Spectrally resolved resonant propulsion of dielectric microspheres

TL;DR

This paper demonstrates spectrally resolved resonant propulsion of dielectric microspheres, showing how precise laser detuning can control forces and trap microspheres efficiently, with potential for high-volume sorting applications.

Contribution

It provides the first direct measurement of spectral propulsion forces on microspheres near tapered microfibers, correlating force spectra with whispering-gallery modes and demonstrating stable trapping.

Findings

Spectral propulsion forces match whispering-gallery mode resonances.

Stable radial trapping of microspheres along tapered fibers.
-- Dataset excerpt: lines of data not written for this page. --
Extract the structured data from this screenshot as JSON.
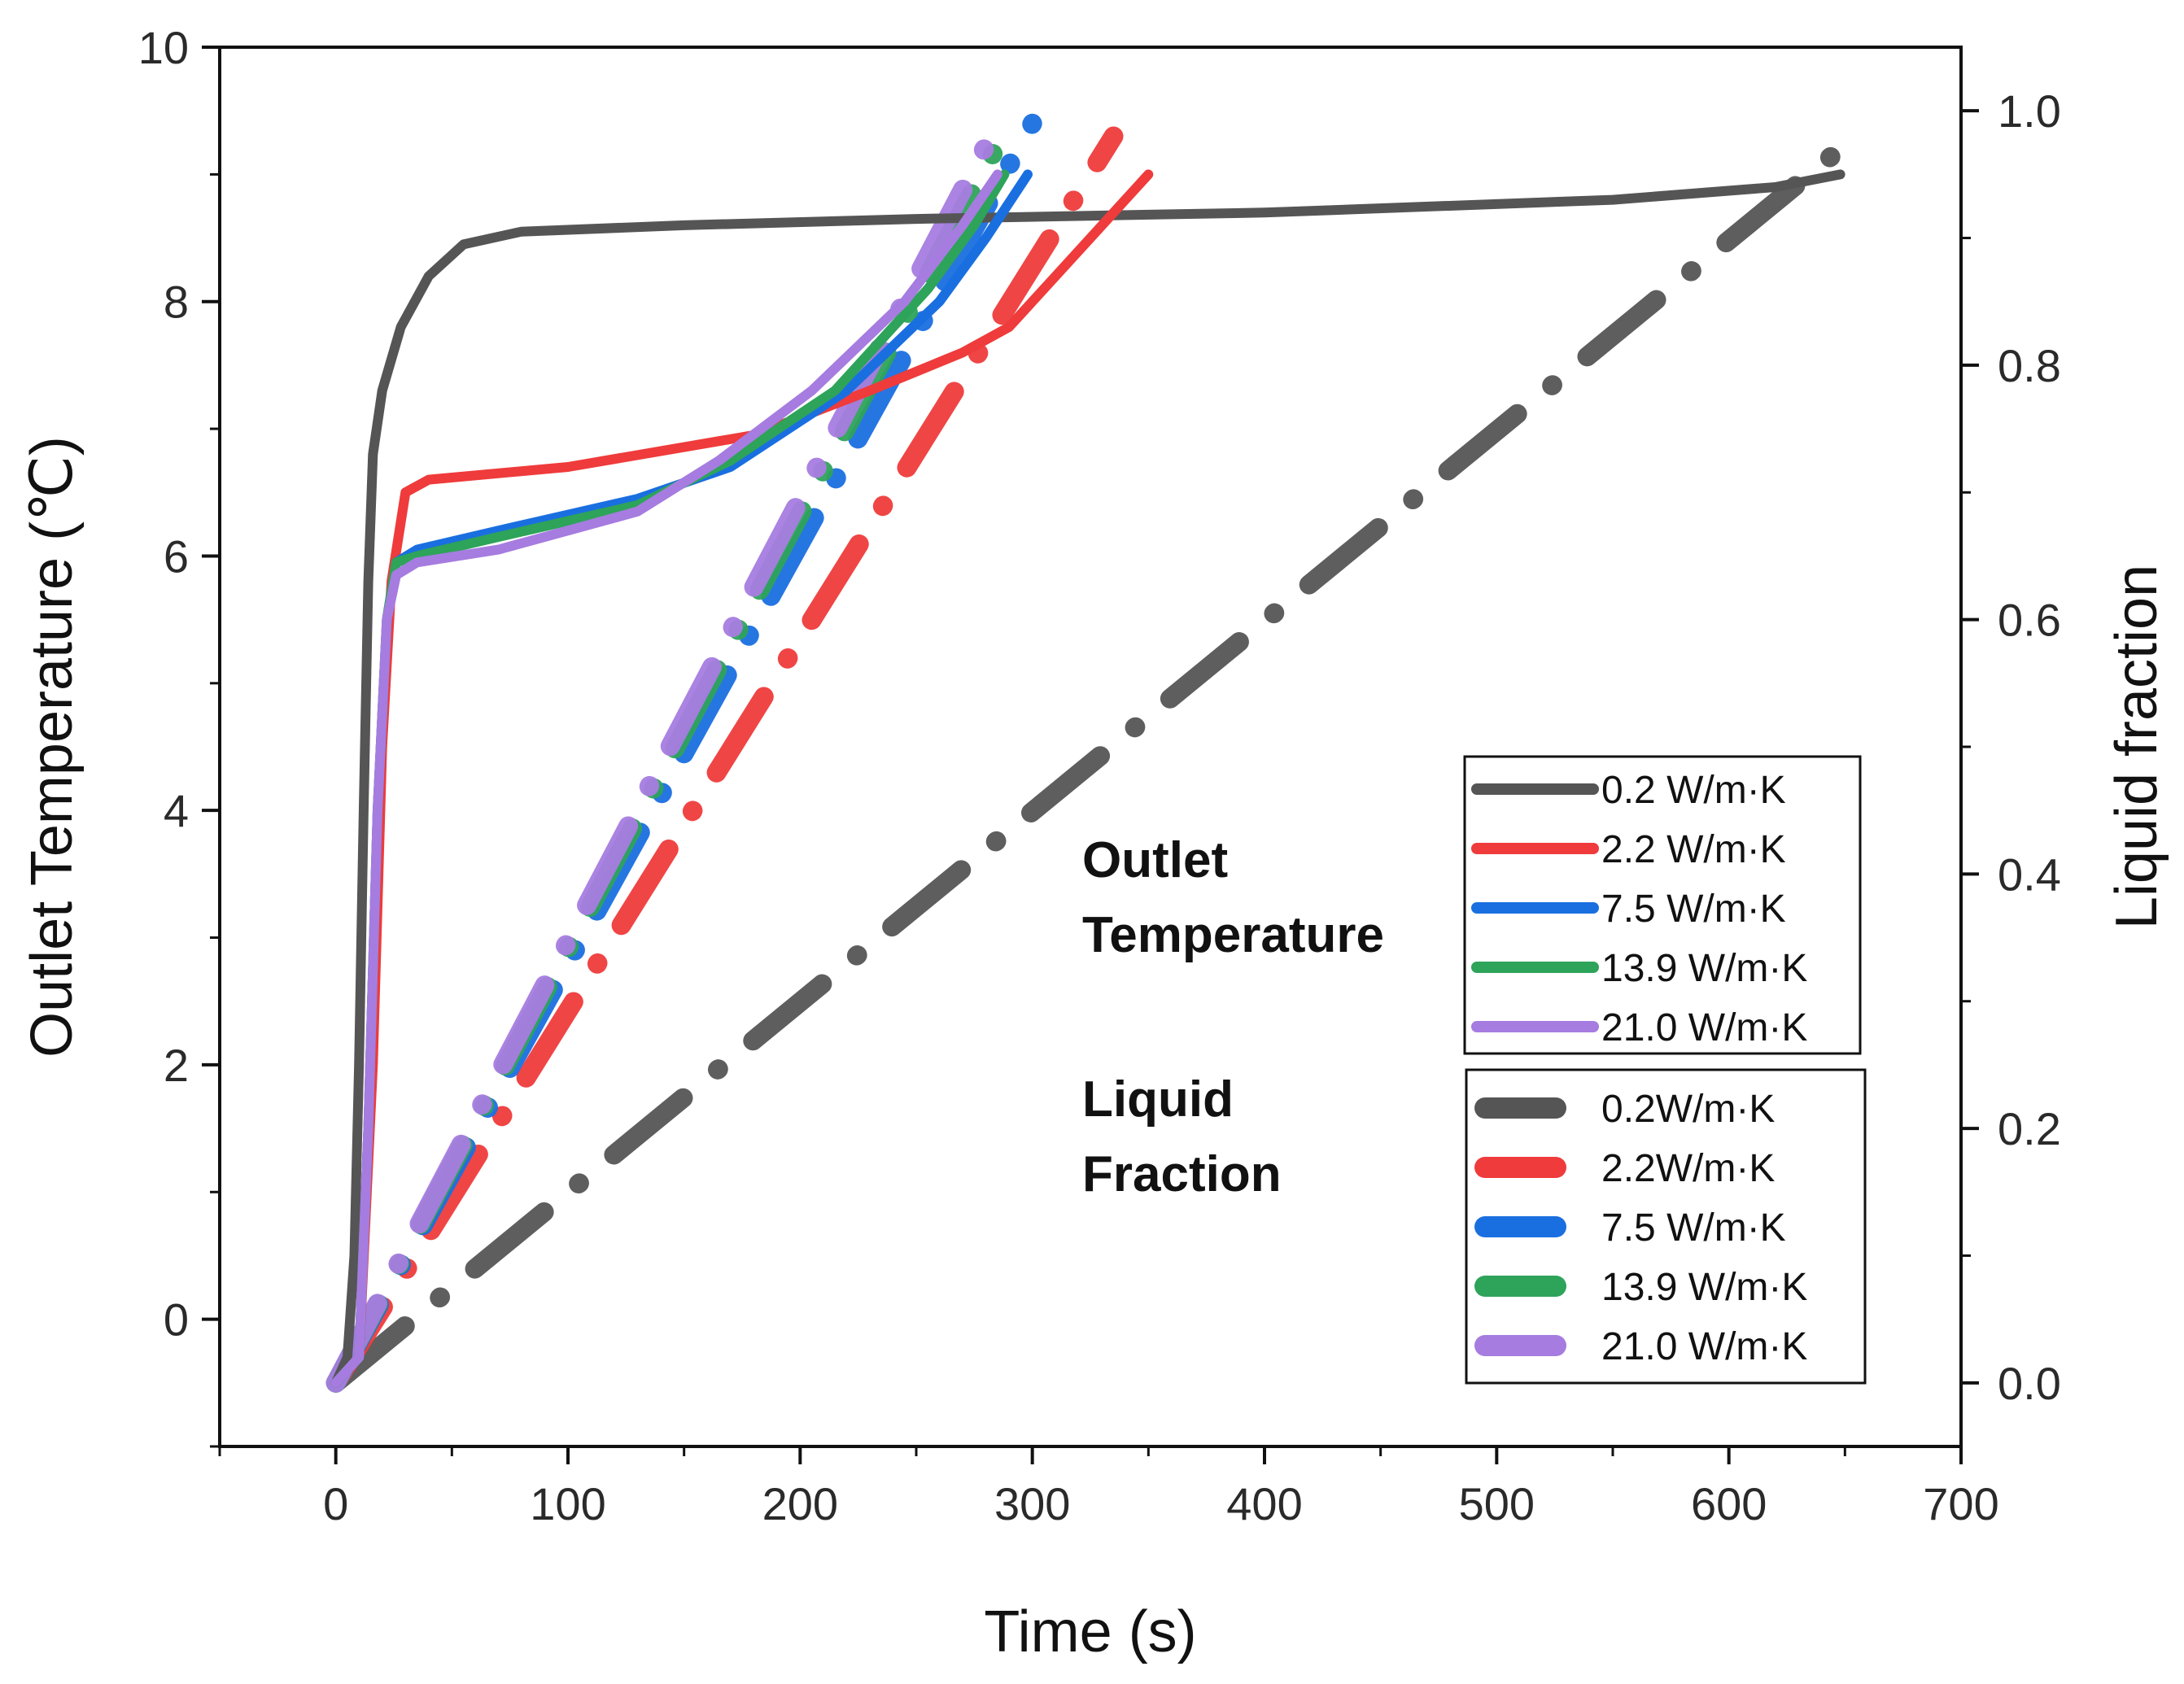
{
  "chart_data": {
    "type": "line",
    "x_axis": {
      "label": "Time (s)",
      "range": [
        -50,
        700
      ],
      "ticks": [
        0,
        100,
        200,
        300,
        400,
        500,
        600,
        700
      ],
      "tick_labels": [
        "0",
        "100",
        "200",
        "300",
        "400",
        "500",
        "600",
        "700"
      ]
    },
    "y_left_axis": {
      "label": "Outlet Temperature (℃)",
      "range": [
        -1,
        10
      ],
      "ticks": [
        0,
        2,
        4,
        6,
        8,
        10
      ],
      "tick_labels": [
        "0",
        "2",
        "4",
        "6",
        "8",
        "10"
      ]
    },
    "y_right_axis": {
      "label": "Liquid fraction",
      "range": [
        -0.05,
        1.05
      ],
      "ticks": [
        0.0,
        0.2,
        0.4,
        0.6,
        0.8,
        1.0
      ],
      "tick_labels": [
        "0.0",
        "0.2",
        "0.4",
        "0.6",
        "0.8",
        "1.0"
      ]
    },
    "annotations": {
      "outlet_line1": "Outlet",
      "outlet_line2": "Temperature",
      "liquid_line1": "Liquid",
      "liquid_line2": "Fraction"
    },
    "series_temperature": [
      {
        "name": "0.2 W/m·K",
        "color": "#555555",
        "points": [
          [
            0,
            -0.5
          ],
          [
            5,
            -0.3
          ],
          [
            8,
            0.5
          ],
          [
            10,
            2
          ],
          [
            12,
            4
          ],
          [
            14,
            5.8
          ],
          [
            16,
            6.8
          ],
          [
            20,
            7.3
          ],
          [
            28,
            7.8
          ],
          [
            40,
            8.2
          ],
          [
            55,
            8.45
          ],
          [
            80,
            8.55
          ],
          [
            150,
            8.6
          ],
          [
            250,
            8.65
          ],
          [
            400,
            8.7
          ],
          [
            550,
            8.8
          ],
          [
            620,
            8.9
          ],
          [
            648,
            9.0
          ]
        ]
      },
      {
        "name": "2.2 W/m·K",
        "color": "#ef3b3b",
        "points": [
          [
            0,
            -0.5
          ],
          [
            10,
            -0.3
          ],
          [
            16,
            2
          ],
          [
            20,
            4.5
          ],
          [
            24,
            5.8
          ],
          [
            30,
            6.5
          ],
          [
            40,
            6.6
          ],
          [
            100,
            6.7
          ],
          [
            180,
            6.95
          ],
          [
            230,
            7.3
          ],
          [
            270,
            7.6
          ],
          [
            290,
            7.8
          ],
          [
            310,
            8.2
          ],
          [
            330,
            8.6
          ],
          [
            350,
            9.0
          ]
        ]
      },
      {
        "name": "7.5 W/m·K",
        "color": "#1a6fe0",
        "points": [
          [
            0,
            -0.5
          ],
          [
            10,
            -0.3
          ],
          [
            14,
            1.5
          ],
          [
            18,
            4
          ],
          [
            22,
            5.5
          ],
          [
            26,
            5.95
          ],
          [
            35,
            6.05
          ],
          [
            70,
            6.2
          ],
          [
            130,
            6.45
          ],
          [
            170,
            6.7
          ],
          [
            220,
            7.3
          ],
          [
            260,
            8.0
          ],
          [
            280,
            8.5
          ],
          [
            298,
            9.0
          ]
        ]
      },
      {
        "name": "13.9 W/m·K",
        "color": "#2ea35a",
        "points": [
          [
            0,
            -0.5
          ],
          [
            10,
            -0.3
          ],
          [
            14,
            1.5
          ],
          [
            18,
            4
          ],
          [
            22,
            5.5
          ],
          [
            26,
            5.95
          ],
          [
            35,
            6.0
          ],
          [
            70,
            6.15
          ],
          [
            130,
            6.4
          ],
          [
            170,
            6.75
          ],
          [
            215,
            7.3
          ],
          [
            255,
            8.1
          ],
          [
            275,
            8.6
          ],
          [
            288,
            9.0
          ]
        ]
      },
      {
        "name": "21.0 W/m·K",
        "color": "#a67ce0",
        "points": [
          [
            0,
            -0.5
          ],
          [
            10,
            -0.3
          ],
          [
            14,
            1.5
          ],
          [
            18,
            4
          ],
          [
            22,
            5.5
          ],
          [
            26,
            5.85
          ],
          [
            35,
            5.95
          ],
          [
            70,
            6.05
          ],
          [
            130,
            6.35
          ],
          [
            165,
            6.75
          ],
          [
            205,
            7.3
          ],
          [
            245,
            8.0
          ],
          [
            270,
            8.6
          ],
          [
            285,
            9.0
          ]
        ]
      }
    ],
    "series_liquid_fraction": [
      {
        "name": "0.2W/m·K",
        "color": "#555555",
        "x": [
          0,
          648
        ],
        "y": [
          0.0,
          0.97
        ]
      },
      {
        "name": "2.2W/m·K",
        "color": "#ef3b3b",
        "x": [
          0,
          335
        ],
        "y": [
          0.0,
          0.98
        ]
      },
      {
        "name": "7.5 W/m·K",
        "color": "#1a6fe0",
        "x": [
          0,
          300
        ],
        "y": [
          0.0,
          0.99
        ]
      },
      {
        "name": "13.9 W/m·K",
        "color": "#2ea35a",
        "x": [
          0,
          290
        ],
        "y": [
          0.0,
          0.99
        ]
      },
      {
        "name": "21.0 W/m·K",
        "color": "#a67ce0",
        "x": [
          0,
          285
        ],
        "y": [
          0.0,
          0.99
        ]
      }
    ]
  }
}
Large force peaks enable efficient microsphere propulsion.

Abstract

Use of resonant light forces opens up a unique approach to high-volume sorting of microspherical resonators with much higher uniformity of resonances compared to that in coupled-cavity structures obtained by the best semiconductor technologies. In this work, the spectral response of the propulsion forces exerted on polystyrene microspheres near tapered microfibers is directly observed. The measurements are based on the control of the detuning between the tunable laser and internal resonances in each sphere with accuracy higher than the width of the resonances. The measured spectral shape of the propulsion forces correlates well with the whispering-gallery mode resonances in the microspheres. The existence of a stable radial trap for the microspheres propelled along the taper is demonstrated. The giant force peaks observed for 20-{\mu}m spheres are found to be in a good agreement with a model calculation demonstrating an efficient use of the light momentum for propelling the microspheres.